Question à un tik-bônko (ndlr, le petit canari de dolo). Que te rappelle la date du 28 mai ? Ne va pas chercher loin, dans l’histoire du monde ou de l’Afrique. Il est vrai qu’avec l’âge, la mémoire n’est plus aussi fraîche qu’avant mais tout le monde peut oublier, sauf toi. C’est en effet le 28 mai 1973 que L’Observateur, qui deviendra plus tard L’Observateur Paalga, a été créé, devenant alors le premier quotidien privé illustré par la photo de Haute Volta.

 

 

Demain samedi le journal souffle donc ses 49 bougies. Hier encore, ton oncle Nakibeugo me contait les débuts difficiles de cette épopée, comment ils ont trimé jusqu’à trois heures du matin cette nuit historique du 27 au 28 mai 1973 pour sortir le premier numéro et comment les jours et les mois suivants, ils ont dû cravacher pour maintenir en vie le bébé qui venait de naître. Dieu merci, grâce aux bons soins de ses géniteurs et de bonnes volontés, il apprendra très vite à marcher puis à courir jusqu’à ce que les jeunes Turcs de la révolution d’Août-83 (qui n’étaient pas les démocrates que certains veulent dépeindre aujourd’hui dans une tentative de réécriture de l’histoire) décident qu’il fallait l’incendier parce qu’il n’était pas en phase avec l’agit-prop révolutionnaire. C’était dans la nuit du 10 au 11 juin 84.

 

Cher cousin, fort heureusement le vent de démocratisation du début des années 90 et le printemps de la presse qu’il a insufflé permettront au canard de renaître de ses cendres dans un nouvel environnement concurrentiel fort bénéfique puisqu’il aura permis à cette publication jadis seule de s’améliorer au contact des autres. 

 

Cher Wambi, depuis, beaucoup d’eau a coulé sous le pont Kadiogo. Entre-temps, Internet est passé par là, taillant de sérieuses croupières aux médias traditionnels avant que les fameux réseaux dits sociaux ne viennent ébranler leurs fondements économiques. Aujourd’hui, L’Obs. souffle sa 49e bougie alors qu’une crise mondiale du papier due d’abord à la pandémie de COVID-19 puis à la guerre actuelle russo-ukrainienne menace même l’existence du journal papier, le papier dont le prix, à l’instar de nombreux autres produits, flambe. Encore faut-il d’ailleurs trouver cette matière première, soit-elle de mauvaise qualité, pour imprimer le journal. C’est comme si, du jour au lendemain, les dolotières de Laye se retrouvaient sans le sorgho rouge avec lequel elles brassent le précieux nectar. Autant te dire que pour un anniversaire, le cœur n’est pas vraiment à la fête et en fait de gâteau, c’est plutôt de la soupe à la grimace qu’il y a au menu. En espérant qu’il y aura une embellie bientôt et que la situation s’améliorera d’ici le jubilé d’or dans un an, prions, en attendant, pour que François de Sales, le saint patron des journalistes et des écrivains jette un regard compatissant sur cette corporation. 

 

 

 

Cher cousin, le samedi 21 mai dernier, nos Forces de défense et de sécurité, avec l’appui de l’armée française, ont infligé une lourde défaite aux terroristes qui ont tenté de prendre le détachement militaire de Bourzanga.

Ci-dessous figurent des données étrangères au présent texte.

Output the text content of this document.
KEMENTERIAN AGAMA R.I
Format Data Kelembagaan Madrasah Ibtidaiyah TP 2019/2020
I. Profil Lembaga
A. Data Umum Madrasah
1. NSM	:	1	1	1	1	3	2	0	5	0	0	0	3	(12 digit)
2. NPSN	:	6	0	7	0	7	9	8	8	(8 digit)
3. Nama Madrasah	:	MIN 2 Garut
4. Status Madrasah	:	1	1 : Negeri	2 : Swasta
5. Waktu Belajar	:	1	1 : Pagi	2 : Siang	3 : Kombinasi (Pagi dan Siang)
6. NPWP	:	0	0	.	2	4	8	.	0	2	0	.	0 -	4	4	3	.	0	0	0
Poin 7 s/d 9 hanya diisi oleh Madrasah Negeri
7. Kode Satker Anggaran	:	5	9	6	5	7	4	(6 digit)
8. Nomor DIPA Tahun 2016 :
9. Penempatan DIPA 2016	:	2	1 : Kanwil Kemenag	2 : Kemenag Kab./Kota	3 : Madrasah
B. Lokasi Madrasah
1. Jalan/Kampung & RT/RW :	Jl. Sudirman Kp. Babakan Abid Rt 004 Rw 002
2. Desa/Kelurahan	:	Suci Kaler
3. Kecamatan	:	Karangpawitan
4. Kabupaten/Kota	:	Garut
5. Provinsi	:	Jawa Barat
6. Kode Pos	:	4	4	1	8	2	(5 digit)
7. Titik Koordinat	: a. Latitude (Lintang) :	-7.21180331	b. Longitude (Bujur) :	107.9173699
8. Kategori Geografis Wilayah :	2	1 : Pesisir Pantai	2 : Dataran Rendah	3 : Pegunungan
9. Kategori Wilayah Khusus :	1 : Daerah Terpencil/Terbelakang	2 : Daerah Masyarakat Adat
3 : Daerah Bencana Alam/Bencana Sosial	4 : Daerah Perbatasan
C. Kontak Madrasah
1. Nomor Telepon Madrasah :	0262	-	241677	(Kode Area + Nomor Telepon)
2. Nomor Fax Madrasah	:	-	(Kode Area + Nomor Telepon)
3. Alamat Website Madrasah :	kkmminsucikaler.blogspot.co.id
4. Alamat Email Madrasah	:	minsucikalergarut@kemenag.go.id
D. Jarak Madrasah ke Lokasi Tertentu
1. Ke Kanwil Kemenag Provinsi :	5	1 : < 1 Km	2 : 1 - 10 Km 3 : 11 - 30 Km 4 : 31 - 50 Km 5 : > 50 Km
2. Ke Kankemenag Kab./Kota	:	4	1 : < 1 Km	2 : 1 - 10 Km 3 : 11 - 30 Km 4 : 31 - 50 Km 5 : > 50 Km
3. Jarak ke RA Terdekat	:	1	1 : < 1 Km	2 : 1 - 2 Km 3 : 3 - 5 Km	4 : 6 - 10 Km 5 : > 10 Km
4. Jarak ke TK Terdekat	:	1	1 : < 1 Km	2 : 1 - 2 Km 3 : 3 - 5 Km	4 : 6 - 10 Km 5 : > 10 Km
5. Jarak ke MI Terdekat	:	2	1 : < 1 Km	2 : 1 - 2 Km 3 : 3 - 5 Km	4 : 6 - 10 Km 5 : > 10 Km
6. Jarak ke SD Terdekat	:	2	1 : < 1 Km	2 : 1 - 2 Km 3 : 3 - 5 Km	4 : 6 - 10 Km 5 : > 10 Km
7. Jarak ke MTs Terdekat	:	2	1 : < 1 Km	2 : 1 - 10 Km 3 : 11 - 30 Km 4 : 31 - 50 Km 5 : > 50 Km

Une victoire qui a valu aux soldats des décorations de la Croix du Combattant.

 

A peine on a commencé à savourer le goût de cette belle riposte que le lendemain, dimanche 22 mai, survint un massacre contre des populations civiles à Gorgadji, dans la province du Séno.

 

Dans un premier communiqué signé du gouverneur de la région du Sahel, le lieutenant-colonel P. F. Rodolphe Sorgho, le bilan fait état de onze personnes tuées dont trois Volontaires pour la défense de la patrie.

 

Mais très vite, des voix se sont élevées pour contester ces chiffres officiels qui seraient nettement en deçà de la réalité.

 

En effet, selon plusieurs sources, le nombre de victimes enregistré ce jour-là serait de plus d’une quarantaine.

 

Cette différence de dénombrement serait-elle due à une simple erreur ou procéderait-elle d’une intention de tronquer la réalité, comme le pensent certains ?

 

Dans tous les cas, cher cousin, ce qu’il faut retenir, c’est que le massacre de Gorgadji sonne comme une opération de représailles des groupes terroristes suite à la débâcle de Bourzanga. Tout comme semble l’être ce bain de sang intervenu le mercredi 25 mai 2022 aux environs de Singou, à l’Est, précisément entre Madjoari et Nadiagou où une cinquantaine de civils ont péri dans l’attaque d’un convoi.

 

Sans pour autant m’ériger en donneur de cours de stratégie militaire, il va falloir que les militaires, tout en tenant bien leurs positions, renforcent leur capacité d’intervention rapide car les exactions contre les populations civiles prendront de l’ampleur au fur et à mesure que les terroristes peineront dans leurs attaques contre les cibles dures, comme on le dit dans le jargon des FDS.

 

 

 

Cher Wambi, la guerre du pain est vraiment déclarée dans notre pays. Elle oppose les boulangers au gouvernement. Depuis un peu plus d’un mois, on sentait que le torchon brûlait entre d’une part la Ligue des jeunes promoteurs de boulangeries et pâtisseries (LJPBP) et la Fédération burkinabè des patrons de boulangeries, pâtisseries et confiseries (FBPBPC) et d’autre part le gouvernement à travers le ministère du Commerce. La pomme de discorde : le prix du pain.

 

La faîtière des boulangeries plaide pour une augmentation de 50 F sur le prix du pain de 200 g, ce qui équivaudrait à vendre désormais la baguette à 200 F. Mais pour le gouvernement, le prix ne peut être revu à la hausse qu’après un accord trouvé lors des travaux du Cadre de concertation tripartite (CCT).

 

Dans l’impossibilité de trouver un accord, la Fédération et la Ligue des boulangers ont décidé qu’à compter du mardi 24 mai à partir de 22h, le pain coûtera désormais 200 F. Dans la foulée, le gouvernement leur a opposé son veto.

 

Mais dès mercredi matin, de nombreuses boulangeries ont commencé à appliquer le nouveau tarif. Le ministère du Commerce a donc déployé sur le terrain des équipes de contrôle des prix et cela s’est soldé par la mise sous scellés de nombreuses boulangeries à Ouagadougou et en provinces.

 

A leur tour, dans la soirée du mercredi, la Fédération et la Ligue des boulangers ont décidé de « la fermeture de toutes les boulangeries sur toute l’étendue du territoire » pour « ne pas laisser mourir nos boulangeries ».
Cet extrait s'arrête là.